7. De door de HR in voormeld arrest genoemde uitzondering op dat uitgangspunt doet zich hier niet voor, nu eiseres op 8 maart 2017 beroep heeft ingesteld en sindsdien nog geen anderhalf jaar zijn verstreken.
8. Eiseres heeft ter zitting weliswaar betoogd dat de eerdere procedure (bij deze rechtbank geregistreerd als SHE 16/615), gericht tegen de uitspraak op bezwaar van 18 januari 2016, voor de overschrijding van de redelijke termijn moet worden meegenomen, maar de rechtbank volgt eiseres hierin niet, nu eiseres die procedure met de intrekking van het beroep op 10 oktober 2016 heeft beëindigd en niet is gebleken dat zij tijdens die procedure dan wel bij de intrekking van het beroep om vergoeding van immateriële schade wegens overschrijding van de redelijke termijn heeft verzocht.

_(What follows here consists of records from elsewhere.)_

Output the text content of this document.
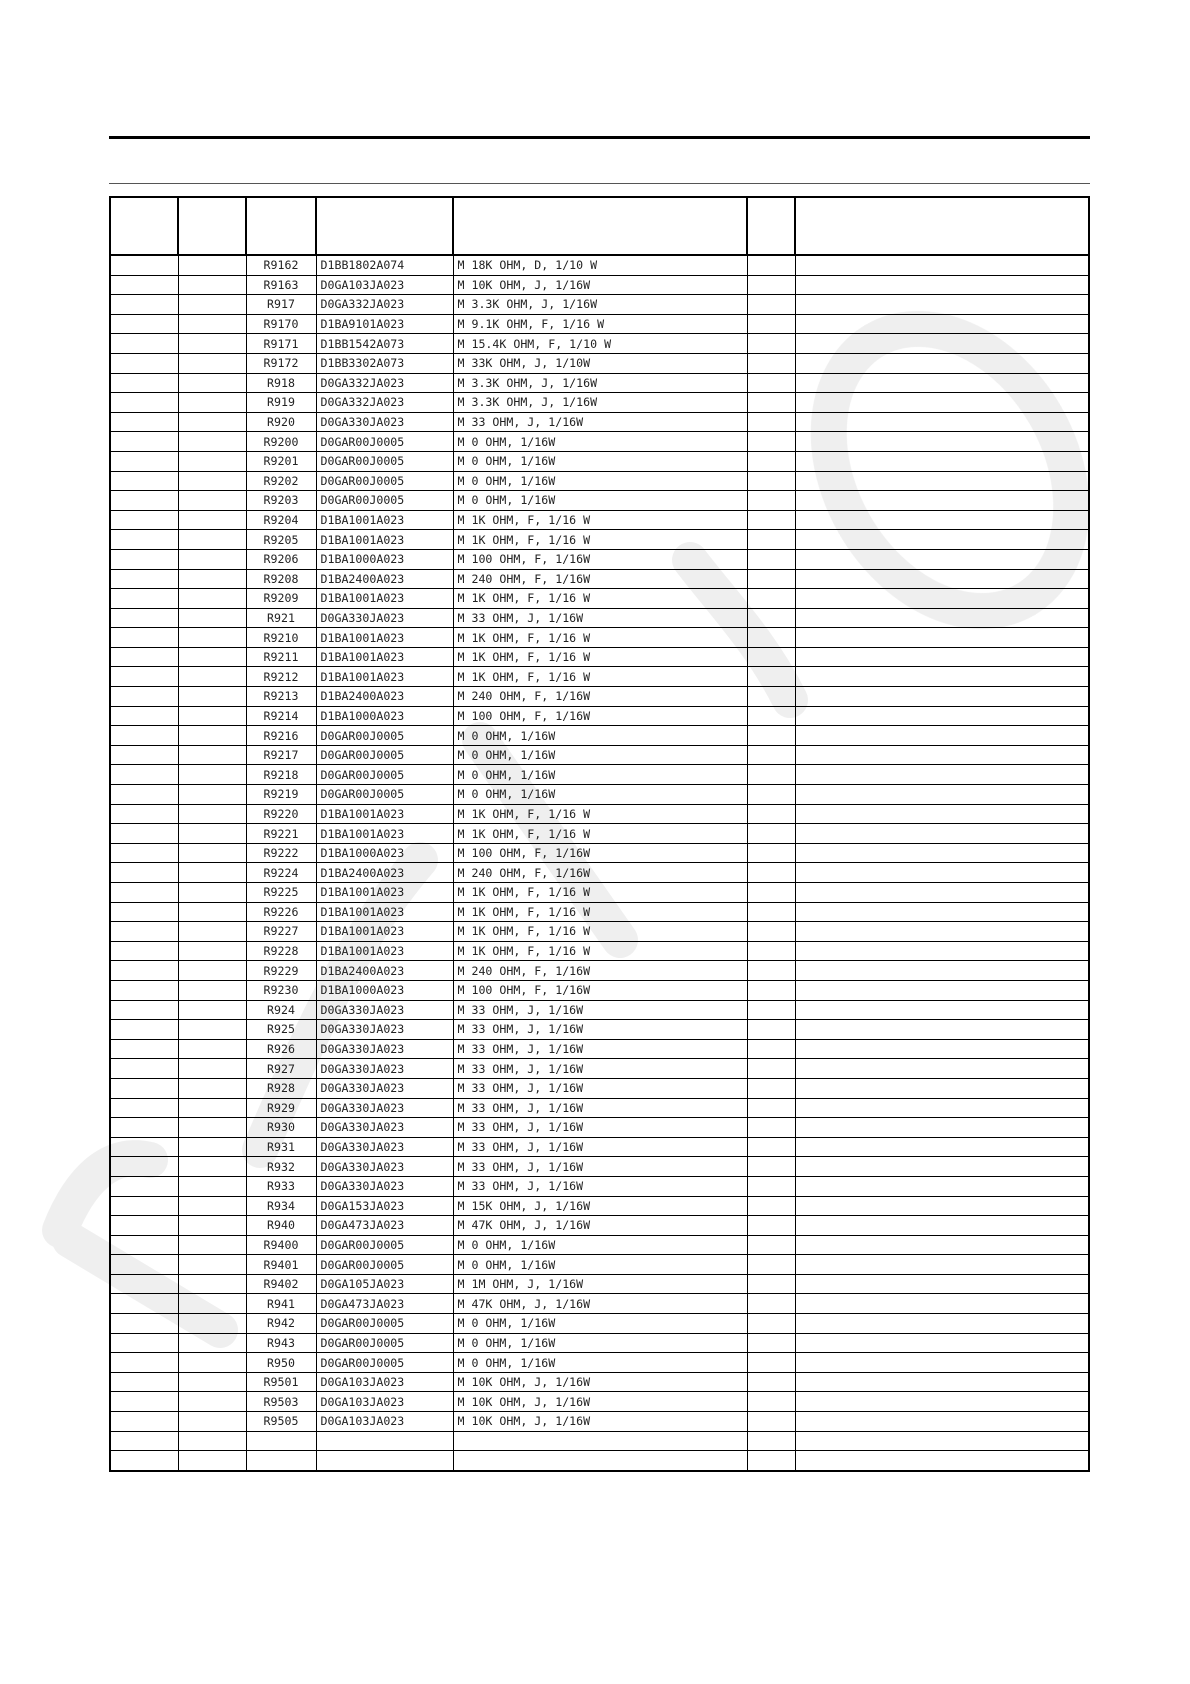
		R9162	D1BB1802A074	M 18K OHM, D, 1/10 W		
		R9163	D0GA103JA023	M 10K OHM, J, 1/16W		
		R917	D0GA332JA023	M 3.3K OHM, J, 1/16W		
		R9170	D1BA9101A023	M 9.1K OHM, F, 1/16 W		
		R9171	D1BB1542A073	M 15.4K OHM, F, 1/10 W		
		R9172	D1BB3302A073	M 33K OHM, J, 1/10W		
		R918	D0GA332JA023	M 3.3K OHM, J, 1/16W		
		R919	D0GA332JA023	M 3.3K OHM, J, 1/16W		
		R920	D0GA330JA023	M 33 OHM, J, 1/16W		
		R9200	D0GAR00J0005	M 0 OHM, 1/16W		
		R9201	D0GAR00J0005	M 0 OHM, 1/16W		
		R9202	D0GAR00J0005	M 0 OHM, 1/16W		
		R9203	D0GAR00J0005	M 0 OHM, 1/16W		
		R9204	D1BA1001A023	M 1K OHM, F, 1/16 W		
		R9205	D1BA1001A023	M 1K OHM, F, 1/16 W		
		R9206	D1BA1000A023	M 100 OHM, F, 1/16W		
		R9208	D1BA2400A023	M 240 OHM, F, 1/16W		
		R9209	D1BA1001A023	M 1K OHM, F, 1/16 W		
		R921	D0GA330JA023	M 33 OHM, J, 1/16W		
		R9210	D1BA1001A023	M 1K OHM, F, 1/16 W		
		R9211	D1BA1001A023	M 1K OHM, F, 1/16 W		
		R9212	D1BA1001A023	M 1K OHM, F, 1/16 W		
		R9213	D1BA2400A023	M 240 OHM, F, 1/16W		
		R9214	D1BA1000A023	M 100 OHM, F, 1/16W		
		R9216	D0GAR00J0005	M 0 OHM, 1/16W		
		R9217	D0GAR00J0005	M 0 OHM, 1/16W		
		R9218	D0GAR00J0005	M 0 OHM, 1/16W		
		R9219	D0GAR00J0005	M 0 OHM, 1/16W		
		R9220	D1BA1001A023	M 1K OHM, F, 1/16 W		
		R9221	D1BA1001A023	M 1K OHM, F, 1/16 W		
		R9222	D1BA1000A023	M 100 OHM, F, 1/16W		
		R9224	D1BA2400A023	M 240 OHM, F, 1/16W		
		R9225	D1BA1001A023	M 1K OHM, F, 1/16 W		
		R9226	D1BA1001A023	M 1K OHM, F, 1/16 W		
		R9227	D1BA1001A023	M 1K OHM, F, 1/16 W		
		R9228	D1BA1001A023	M 1K OHM, F, 1/16 W		
		R9229	D1BA2400A023	M 240 OHM, F, 1/16W		
		R9230	D1BA1000A023	M 100 OHM, F, 1/16W		
		R924	D0GA330JA023	M 33 OHM, J, 1/16W		
		R925	D0GA330JA023	M 33 OHM, J, 1/16W		
		R926	D0GA330JA023	M 33 OHM, J, 1/16W		
		R927	D0GA330JA023	M 33 OHM, J, 1/16W		
		R928	D0GA330JA023	M 33 OHM, J, 1/16W		
		R929	D0GA330JA023	M 33 OHM, J, 1/16W		
		R930	D0GA330JA023	M 33 OHM, J, 1/16W		
		R931	D0GA330JA023	M 33 OHM, J, 1/16W		
		R932	D0GA330JA023	M 33 OHM, J, 1/16W		
		R933	D0GA330JA023	M 33 OHM, J, 1/16W		
		R934	D0GA153JA023	M 15K OHM, J, 1/16W		
		R940	D0GA473JA023	M 47K OHM, J, 1/16W		
		R9400	D0GAR00J0005	M 0 OHM, 1/16W		
		R9401	D0GAR00J0005	M 0 OHM, 1/16W		
		R9402	D0GA105JA023	M 1M OHM, J, 1/16W		
		R941	D0GA473JA023	M 47K OHM, J, 1/16W		
		R942	D0GAR00J0005	M 0 OHM, 1/16W		
		R943	D0GAR00J0005	M 0 OHM, 1/16W		
		R950	D0GAR00J0005	M 0 OHM, 1/16W		
		R9501	D0GA103JA023	M 10K OHM, J, 1/16W		
		R9503	D0GA103JA023	M 10K OHM, J, 1/16W		
		R9505	D0GA103JA023	M 10K OHM, J, 1/16W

De rechtbank is voorts van oordeel dat geen sprake is van een vergelijkbare situatie als in de door eiseres ter zitting aangehaalde uitspraak van de rechtbank Zeeland-West-Brabant van 22 mei 2017 (ECLI:NL:RBZWB:2017:3332). In de daarin aan de orde zijnde zaak heeft de rechtbank de eerste uitspraak op bezwaar vernietigd, waarna de zaak is teruggewezen naar de inspecteur teneinde een nieuwe uitspraak op bezwaar te doen. In het onderhavige geval is de eerste beroepsprocedure (gericht tegen de uitspraak op bezwaar van 18 januari 2016) evenwel geëindigd met de intrekking van het beroep door eiseres. De verwijzing naar voormelde uitspraak van de rechtbank Zeeland-West-Brabant kan eiseres derhalve niet baten.
9. Al hetgeen eiseres overigens heeft aangevoerd brengt de rechtbank niet tot een ander oordeel.

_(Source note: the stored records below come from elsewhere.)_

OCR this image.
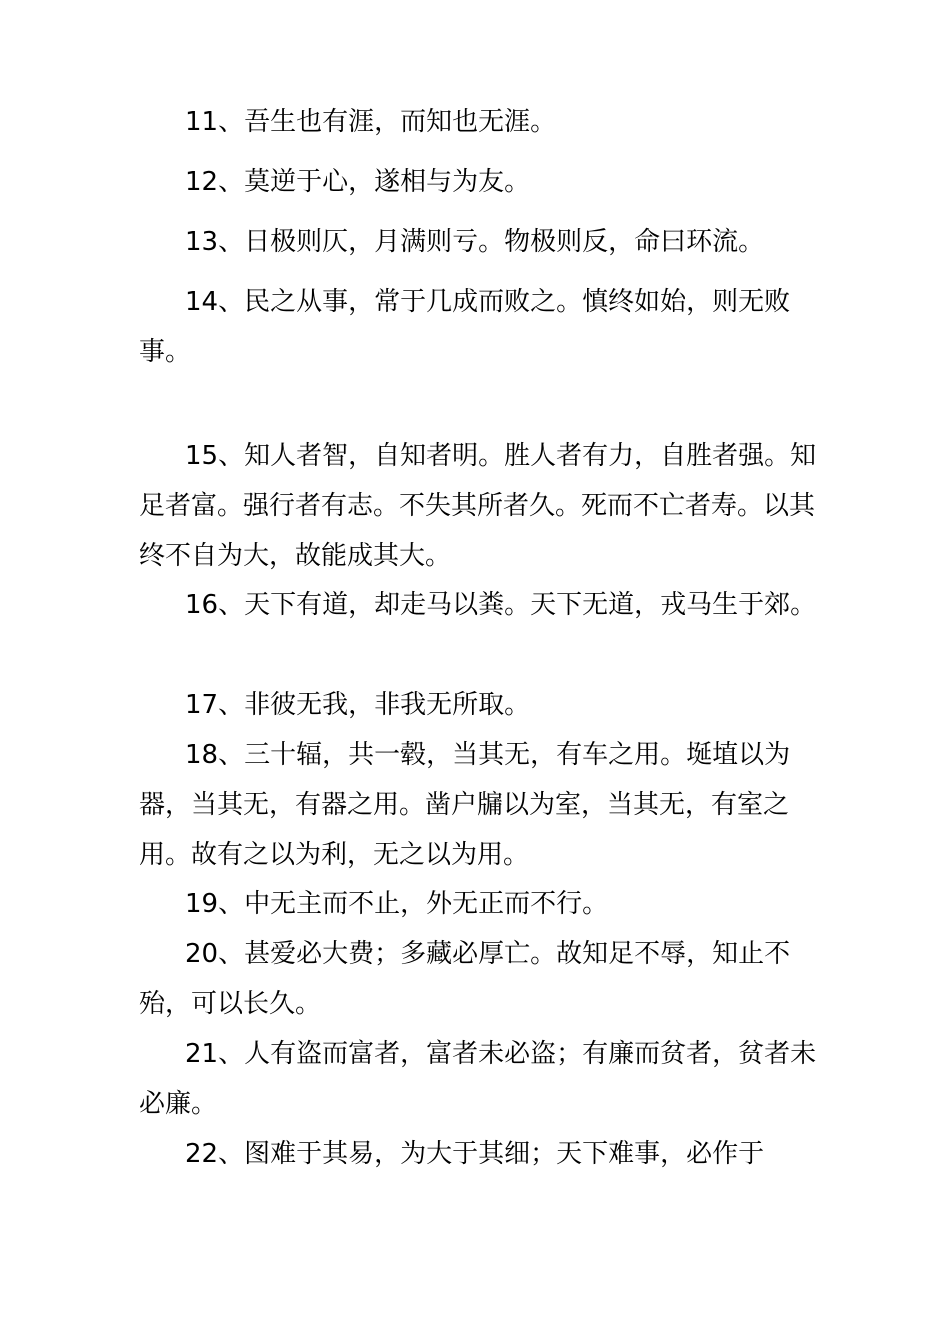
11、吾生也有涯，而知也无涯。

12、莫逆于心，遂相与为友。

13、日极则仄，月满则亏。物极则反，命曰环流。

14、民之从事，常于几成而败之。慎终如始，则无败事。

15、知人者智，自知者明。胜人者有力，自胜者强。知足者富。强行者有志。不失其所者久。死而不亡者寿。以其终不自为大，故能成其大。

16、天下有道，却走马以粪。天下无道，戎马生于郊。

17、非彼无我，非我无所取。

18、三十辐，共一毂，当其无，有车之用。埏埴以为器，当其无，有器之用。凿户牖以为室，当其无，有室之用。故有之以为利，无之以为用。

19、中无主而不止，外无正而不行。

20、甚爱必大费；多藏必厚亡。故知足不辱，知止不殆，可以长久。

21、人有盗而富者，富者未必盗；有廉而贫者，贫者未必廉。

22、图难于其易，为大于其细；天下难事，必作于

10. Voor een proceskostenveroordeling bestaat geen aanleiding.

Beslissing

De rechtbank verklaart het beroep niet-ontvankelijk.

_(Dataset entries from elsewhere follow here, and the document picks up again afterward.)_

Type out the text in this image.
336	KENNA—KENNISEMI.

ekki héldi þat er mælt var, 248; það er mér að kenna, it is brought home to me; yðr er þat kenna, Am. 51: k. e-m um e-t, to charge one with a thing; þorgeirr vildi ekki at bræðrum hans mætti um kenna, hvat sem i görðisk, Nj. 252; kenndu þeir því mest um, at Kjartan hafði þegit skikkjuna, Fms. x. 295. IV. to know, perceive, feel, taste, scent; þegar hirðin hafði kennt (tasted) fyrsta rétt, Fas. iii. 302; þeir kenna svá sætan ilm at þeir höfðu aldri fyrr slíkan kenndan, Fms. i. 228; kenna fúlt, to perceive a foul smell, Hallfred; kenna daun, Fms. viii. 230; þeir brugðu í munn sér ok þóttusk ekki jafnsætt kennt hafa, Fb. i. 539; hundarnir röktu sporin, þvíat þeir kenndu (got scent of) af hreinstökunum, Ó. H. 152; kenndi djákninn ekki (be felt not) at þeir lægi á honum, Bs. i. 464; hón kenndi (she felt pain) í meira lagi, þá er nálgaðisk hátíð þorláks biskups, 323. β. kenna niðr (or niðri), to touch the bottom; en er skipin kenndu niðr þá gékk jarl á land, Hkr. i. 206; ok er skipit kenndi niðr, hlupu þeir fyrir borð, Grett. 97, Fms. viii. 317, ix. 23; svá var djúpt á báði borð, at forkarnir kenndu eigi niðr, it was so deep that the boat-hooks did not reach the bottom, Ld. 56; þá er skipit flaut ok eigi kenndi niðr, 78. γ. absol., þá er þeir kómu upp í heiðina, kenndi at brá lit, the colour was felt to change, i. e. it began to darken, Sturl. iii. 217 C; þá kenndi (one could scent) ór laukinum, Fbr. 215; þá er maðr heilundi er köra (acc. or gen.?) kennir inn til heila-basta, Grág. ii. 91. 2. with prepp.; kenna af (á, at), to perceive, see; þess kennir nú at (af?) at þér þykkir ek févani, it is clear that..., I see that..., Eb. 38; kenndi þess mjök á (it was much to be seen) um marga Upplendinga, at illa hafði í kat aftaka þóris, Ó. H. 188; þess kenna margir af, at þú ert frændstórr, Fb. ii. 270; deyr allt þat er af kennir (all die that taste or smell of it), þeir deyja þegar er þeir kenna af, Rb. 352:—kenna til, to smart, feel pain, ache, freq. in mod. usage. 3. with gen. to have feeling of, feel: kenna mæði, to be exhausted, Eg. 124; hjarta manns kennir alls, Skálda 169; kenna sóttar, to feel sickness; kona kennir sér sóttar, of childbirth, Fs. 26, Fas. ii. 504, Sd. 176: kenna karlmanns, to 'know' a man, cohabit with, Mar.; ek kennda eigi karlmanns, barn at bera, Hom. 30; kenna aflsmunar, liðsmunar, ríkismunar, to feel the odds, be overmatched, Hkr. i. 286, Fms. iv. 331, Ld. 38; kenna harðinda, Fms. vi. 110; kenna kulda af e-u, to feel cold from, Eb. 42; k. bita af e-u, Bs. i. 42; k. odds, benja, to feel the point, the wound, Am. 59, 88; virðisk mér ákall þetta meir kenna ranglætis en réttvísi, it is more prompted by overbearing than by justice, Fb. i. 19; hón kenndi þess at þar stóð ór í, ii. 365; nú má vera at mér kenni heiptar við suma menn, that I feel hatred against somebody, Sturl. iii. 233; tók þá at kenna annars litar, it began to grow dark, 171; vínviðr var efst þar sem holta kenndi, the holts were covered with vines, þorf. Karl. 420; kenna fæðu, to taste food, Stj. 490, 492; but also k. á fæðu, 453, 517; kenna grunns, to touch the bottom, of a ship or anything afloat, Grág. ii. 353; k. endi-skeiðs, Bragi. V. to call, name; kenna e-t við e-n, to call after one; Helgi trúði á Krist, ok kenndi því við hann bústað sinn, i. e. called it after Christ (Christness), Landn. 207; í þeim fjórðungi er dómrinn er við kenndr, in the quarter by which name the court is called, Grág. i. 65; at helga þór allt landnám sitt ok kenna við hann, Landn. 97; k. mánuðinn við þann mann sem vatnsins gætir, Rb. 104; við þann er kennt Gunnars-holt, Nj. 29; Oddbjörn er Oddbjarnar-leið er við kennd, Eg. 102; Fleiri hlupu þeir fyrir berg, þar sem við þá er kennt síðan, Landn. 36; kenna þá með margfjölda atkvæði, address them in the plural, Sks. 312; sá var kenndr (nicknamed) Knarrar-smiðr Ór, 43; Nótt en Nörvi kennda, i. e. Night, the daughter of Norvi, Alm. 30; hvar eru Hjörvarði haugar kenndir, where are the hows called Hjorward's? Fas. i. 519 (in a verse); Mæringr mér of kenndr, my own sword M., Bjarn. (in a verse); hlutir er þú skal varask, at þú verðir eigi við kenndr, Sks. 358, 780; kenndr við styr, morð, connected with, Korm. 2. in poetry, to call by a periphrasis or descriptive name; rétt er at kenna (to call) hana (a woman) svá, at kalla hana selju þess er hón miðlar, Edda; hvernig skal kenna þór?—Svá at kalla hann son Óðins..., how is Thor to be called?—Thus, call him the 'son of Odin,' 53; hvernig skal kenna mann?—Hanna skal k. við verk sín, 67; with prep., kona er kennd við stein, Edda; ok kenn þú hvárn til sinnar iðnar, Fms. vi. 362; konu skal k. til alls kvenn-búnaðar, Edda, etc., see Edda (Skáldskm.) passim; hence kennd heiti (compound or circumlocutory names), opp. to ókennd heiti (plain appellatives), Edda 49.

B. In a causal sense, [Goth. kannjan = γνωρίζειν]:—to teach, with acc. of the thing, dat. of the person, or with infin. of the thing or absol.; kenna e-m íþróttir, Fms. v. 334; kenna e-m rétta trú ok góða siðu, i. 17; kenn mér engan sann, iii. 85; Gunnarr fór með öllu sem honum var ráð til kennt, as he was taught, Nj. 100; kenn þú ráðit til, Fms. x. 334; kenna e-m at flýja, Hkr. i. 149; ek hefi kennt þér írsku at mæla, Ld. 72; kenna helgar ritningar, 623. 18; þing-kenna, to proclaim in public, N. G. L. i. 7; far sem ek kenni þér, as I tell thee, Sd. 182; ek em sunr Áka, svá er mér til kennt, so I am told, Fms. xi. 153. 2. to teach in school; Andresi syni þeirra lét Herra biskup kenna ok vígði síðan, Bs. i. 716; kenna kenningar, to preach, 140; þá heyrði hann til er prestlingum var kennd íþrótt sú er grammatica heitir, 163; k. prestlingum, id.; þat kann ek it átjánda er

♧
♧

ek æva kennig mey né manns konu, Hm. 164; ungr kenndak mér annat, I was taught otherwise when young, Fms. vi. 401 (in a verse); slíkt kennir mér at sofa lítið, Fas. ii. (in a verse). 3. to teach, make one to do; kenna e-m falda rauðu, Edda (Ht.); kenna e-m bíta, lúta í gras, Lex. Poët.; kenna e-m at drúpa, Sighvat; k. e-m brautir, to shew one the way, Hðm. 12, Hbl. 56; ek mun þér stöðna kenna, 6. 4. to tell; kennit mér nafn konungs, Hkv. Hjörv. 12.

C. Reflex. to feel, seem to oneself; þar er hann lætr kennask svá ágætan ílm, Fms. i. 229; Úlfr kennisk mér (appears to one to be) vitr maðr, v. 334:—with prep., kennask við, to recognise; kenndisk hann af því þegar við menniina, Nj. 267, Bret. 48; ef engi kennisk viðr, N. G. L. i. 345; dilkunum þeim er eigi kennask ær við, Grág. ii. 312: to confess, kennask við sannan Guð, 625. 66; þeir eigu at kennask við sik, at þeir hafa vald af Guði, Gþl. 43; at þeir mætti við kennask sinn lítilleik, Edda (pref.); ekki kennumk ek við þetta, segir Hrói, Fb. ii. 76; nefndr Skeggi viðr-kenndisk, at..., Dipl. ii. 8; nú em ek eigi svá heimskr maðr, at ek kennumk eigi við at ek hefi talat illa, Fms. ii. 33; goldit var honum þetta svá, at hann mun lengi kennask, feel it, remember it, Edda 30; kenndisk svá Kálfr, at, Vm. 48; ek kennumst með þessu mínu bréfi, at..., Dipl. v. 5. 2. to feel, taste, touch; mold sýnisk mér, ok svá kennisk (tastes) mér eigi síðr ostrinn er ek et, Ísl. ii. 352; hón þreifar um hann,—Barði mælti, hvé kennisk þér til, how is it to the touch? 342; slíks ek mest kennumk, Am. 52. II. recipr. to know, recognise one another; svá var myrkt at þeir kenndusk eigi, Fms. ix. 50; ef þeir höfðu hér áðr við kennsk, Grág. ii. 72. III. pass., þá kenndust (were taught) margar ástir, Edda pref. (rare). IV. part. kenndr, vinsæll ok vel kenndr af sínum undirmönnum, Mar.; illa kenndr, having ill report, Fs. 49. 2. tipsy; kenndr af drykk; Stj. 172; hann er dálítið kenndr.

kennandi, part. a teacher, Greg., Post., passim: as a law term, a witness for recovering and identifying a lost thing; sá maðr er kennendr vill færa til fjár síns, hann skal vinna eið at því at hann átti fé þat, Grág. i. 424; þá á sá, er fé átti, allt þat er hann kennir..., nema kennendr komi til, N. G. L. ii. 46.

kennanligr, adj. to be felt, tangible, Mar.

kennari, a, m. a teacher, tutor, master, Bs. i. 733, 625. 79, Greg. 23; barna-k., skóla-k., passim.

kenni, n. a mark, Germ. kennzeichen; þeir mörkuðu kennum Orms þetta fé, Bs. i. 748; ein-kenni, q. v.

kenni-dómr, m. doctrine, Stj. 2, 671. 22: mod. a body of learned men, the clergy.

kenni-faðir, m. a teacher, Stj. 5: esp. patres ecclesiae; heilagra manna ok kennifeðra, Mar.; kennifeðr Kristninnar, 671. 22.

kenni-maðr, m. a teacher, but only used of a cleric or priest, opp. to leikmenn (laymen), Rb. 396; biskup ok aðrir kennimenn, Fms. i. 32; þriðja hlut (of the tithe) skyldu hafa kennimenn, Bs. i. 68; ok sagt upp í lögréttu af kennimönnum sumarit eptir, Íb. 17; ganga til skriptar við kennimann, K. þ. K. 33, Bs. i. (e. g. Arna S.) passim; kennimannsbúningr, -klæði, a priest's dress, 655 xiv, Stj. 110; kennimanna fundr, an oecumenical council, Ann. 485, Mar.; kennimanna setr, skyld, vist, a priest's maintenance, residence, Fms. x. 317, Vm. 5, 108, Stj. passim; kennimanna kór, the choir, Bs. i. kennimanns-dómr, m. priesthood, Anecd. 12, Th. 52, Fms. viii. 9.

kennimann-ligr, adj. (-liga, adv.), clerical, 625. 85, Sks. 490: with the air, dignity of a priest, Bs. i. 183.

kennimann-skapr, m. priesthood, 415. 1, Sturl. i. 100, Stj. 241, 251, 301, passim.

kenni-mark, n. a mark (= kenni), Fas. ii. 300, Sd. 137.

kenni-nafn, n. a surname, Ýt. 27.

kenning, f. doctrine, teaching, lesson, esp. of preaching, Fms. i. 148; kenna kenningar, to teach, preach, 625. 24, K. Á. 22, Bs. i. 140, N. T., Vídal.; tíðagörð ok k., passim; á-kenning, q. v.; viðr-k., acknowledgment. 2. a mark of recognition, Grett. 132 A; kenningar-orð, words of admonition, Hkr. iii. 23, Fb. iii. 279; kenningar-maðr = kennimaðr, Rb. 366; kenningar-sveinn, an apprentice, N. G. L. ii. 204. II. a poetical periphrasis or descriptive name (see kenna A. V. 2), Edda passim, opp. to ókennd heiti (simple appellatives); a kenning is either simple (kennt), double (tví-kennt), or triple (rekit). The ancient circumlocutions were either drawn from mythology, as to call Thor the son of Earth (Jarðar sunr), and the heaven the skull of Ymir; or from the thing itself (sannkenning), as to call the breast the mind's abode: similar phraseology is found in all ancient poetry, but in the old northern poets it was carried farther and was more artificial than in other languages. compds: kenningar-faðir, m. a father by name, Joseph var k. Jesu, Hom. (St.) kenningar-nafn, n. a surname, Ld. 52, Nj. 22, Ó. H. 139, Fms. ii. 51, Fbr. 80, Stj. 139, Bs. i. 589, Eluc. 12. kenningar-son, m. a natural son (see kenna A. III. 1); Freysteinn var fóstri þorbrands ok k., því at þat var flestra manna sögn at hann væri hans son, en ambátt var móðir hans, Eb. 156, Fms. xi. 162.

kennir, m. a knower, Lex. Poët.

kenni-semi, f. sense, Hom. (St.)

Deze uitspraak is gedaan door mr. F.M. Rijnbeek, rechter, in aanwezigheid van mr. P.M. de Kruif, griffier. De beslissing is in het openbaar uitgesproken op 17 november 2017.
griffier rechter
Afschrift verzonden aan partijen op:

Rechtsmiddel

Tegen deze uitspraak kan binnen zes weken na de dag van verzending daarvan hoger beroep worden ingesteld bij het gerechtshof te 's-Hertogenbosch. Als hoger beroep is ingesteld, kan bij de voorzieningenrechter van de hogerberoepsrechter worden verzocht om het treffen van een voorlopige voorziening of om het opheffen of wijzigen van een bij deze uitspraak getroffen voorlopige voorziening.